Signatories include Sir John Hayes, the Chairman of the group, Miriam Cates, Danny Kruger and former ministers Caroline Johnson and Jonathan Gullis.
The letter, which has been sent to Andrew Griffith, the Economic Secretary to the Treasury, takes issue with the “proposal by the FCA to impose stricter rules on firms in an attempt to stamp out sexism in the City of London”.
It adds: “We are of course wholly supportive of the ambition to stop sexism, and most of all sexual harassment and abuse, in the workplace.
“However, a wide range of laws (including criminal law, employment law and equalities law) and enforcement agencies already exist to protect employees’ rights.
“The FCA’s role is confined solely to protecting consumers by promoting competition and ensuring market integrity. This is a vital role, regulating the largest sector of our economy – a sector which, in addition to the wealth it generates for the U.K., gives tremendous career opportunities to women.”
The letter says that the FCA’s justification for expanding its remit to target non-financial misconduct on the grounds that it can affect the performance of businesses and the wider market is “tendentious”.
It warns that any resources dedicated to such activities will be “taken from the genuine purposes of the FCA, namely helping to ensure the City of London is a competitive and dynamic financial centre”.
The MPs also claim it is part of a “very concerning pattern of behaviour by the regulator”, referring to how the FCA has called for workplaces to be “psychologically safe” for employees.
Worth reading in full.
Toby says:
A large percentage of the work we do at the Free Speech Union involves defending people from complaints made by political activists to professional regulators. Without exception, these complaints are thoroughly investigated, often over the course of several months. If the FCA requires financial companies to guarantee their employees feel ‘psychologically safe’, that will open the door to thousands of vexatious, politically motivated complaints.
The full text of the letter reads as follows.
Dear Andrew,
We write as members of the Common Sense Group of MPs, with reference to the proposal by the Financial Conduct Authority (FCA) to impose stricter rules on firms in an attempt to stamp out sexism in the City of London. Harassment of any kind has no place in good businesses or in the world of work.
We are of course wholly supportive of the ambition to build and maintain workplaces which are respectful and harmonious. However, a wide range of laws (including criminal law, employment law and equalities law) and enforcement agencies already exist to protect employees’ rights. The FCA’s role is confined solely to protecting consumers by promoting competition and ensuring market integrity. This is a vital role, regulating the largest sector of our economy – a sector which, in addition to the wealth it generates for the UK, gives tremendous career opportunities to women.
It is striking that despite its own name the Financial Conduct Authority considers “non-financial misconduct” to be within its remit (on the tendentious grounds that these forms of misconduct can affect the performance of a business and the wider market).

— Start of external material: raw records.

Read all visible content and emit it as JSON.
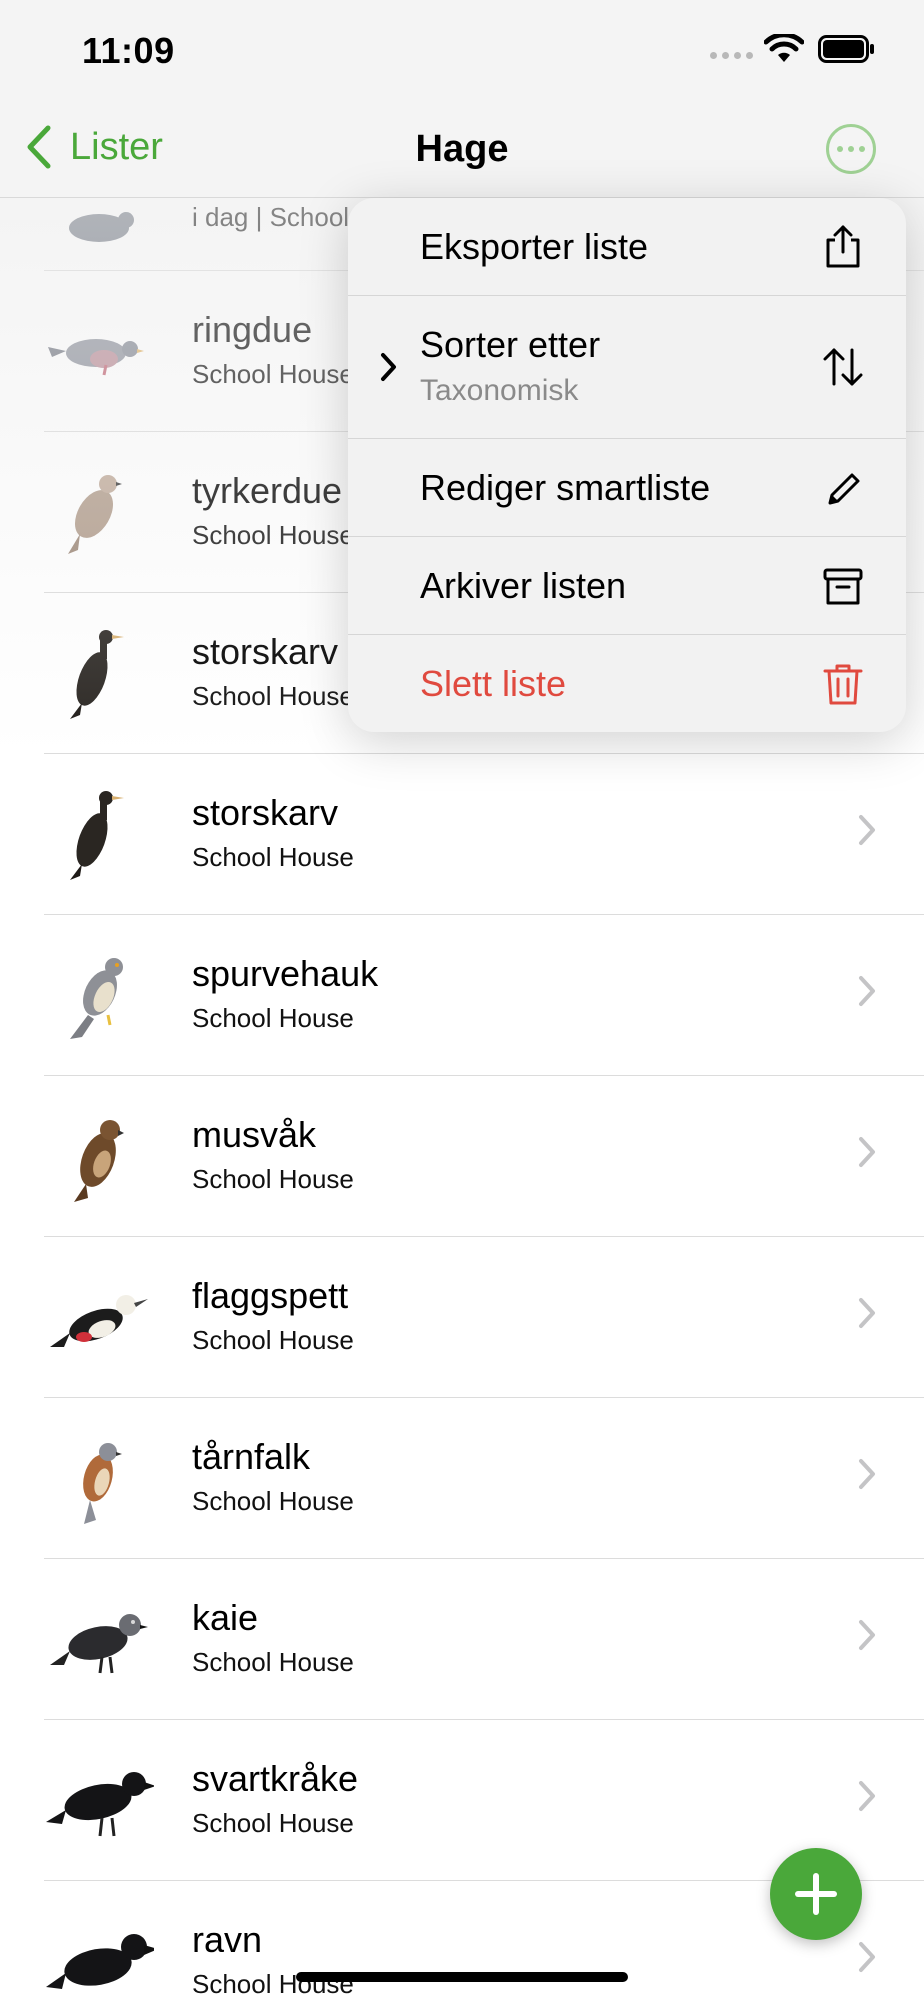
{
  "status": {
    "time": "11:09"
  },
  "nav": {
    "back_label": "Lister",
    "title": "Hage"
  },
  "list": {
    "partial_subtitle": "i dag | School House",
    "items": [
      {
        "name": "ringdue",
        "location": "School House"
      },
      {
        "name": "tyrkerdue",
        "location": "School House"
      },
      {
        "name": "storskarv",
        "location": "School House"
      },
      {
        "name": "storskarv",
        "location": "School House"
      },
      {
        "name": "spurvehauk",
        "location": "School House"
      },
      {
        "name": "musvåk",
        "location": "School House"
      },
      {
        "name": "flaggspett",
        "location": "School House"
      },
      {
        "name": "tårnfalk",
        "location": "School House"
      },
      {
        "name": "kaie",
        "location": "School House"
      },
      {
        "name": "svartkråke",
        "location": "School House"
      },
      {
        "name": "ravn",
        "location": "School House"
      }
    ]
  },
  "menu": {
    "export": {
      "label": "Eksporter liste",
      "icon": "share-icon"
    },
    "sort": {
      "label": "Sorter etter",
      "value": "Taxonomisk",
      "icon": "sort-arrows-icon"
    },
    "edit": {
      "label": "Rediger smartliste",
      "icon": "pencil-icon"
    },
    "archive": {
      "label": "Arkiver listen",
      "icon": "archive-box-icon"
    },
    "delete": {
      "label": "Slett liste",
      "icon": "trash-icon"
    }
  },
  "colors": {
    "accent": "#4aa83a",
    "danger": "#e04a3f",
    "menu_bg": "#f2f2f2"
  }
}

We were concerned to read in the letter from Nikhil Rathi, CEO of the FCA, to the Treasury Select Committee in June this year, that the organisation “[has] significantly increased resources” devoted to investigating non-financial misconduct. These are resources that are taken from the genuine purposes of the FCA, namely helping to ensure the City of London is a competitive and dynamic financial centre.
This is part of a very concerning pattern of behaviour by the regulator.
A public consultation document already issued by the FCA threatens to require companies with over 250 employees to introduce formal diversity and inclusion strategies. The FCA then proposes that firms be required to set targets based upon these strategies. The FCA’s approach uses contested concepts like ‘intersectionality’ and ‘equity’ throughout its proposed model.
Perhaps most troublingly, the regulator requires regulated firms to create workplaces that are “psychologically safe” for employees. One need only look at the ‘safe space phenomenon’ at universities that the Government legislated to stop to see that this new proposal risks creating a regulator-backed cancel culture in financial services.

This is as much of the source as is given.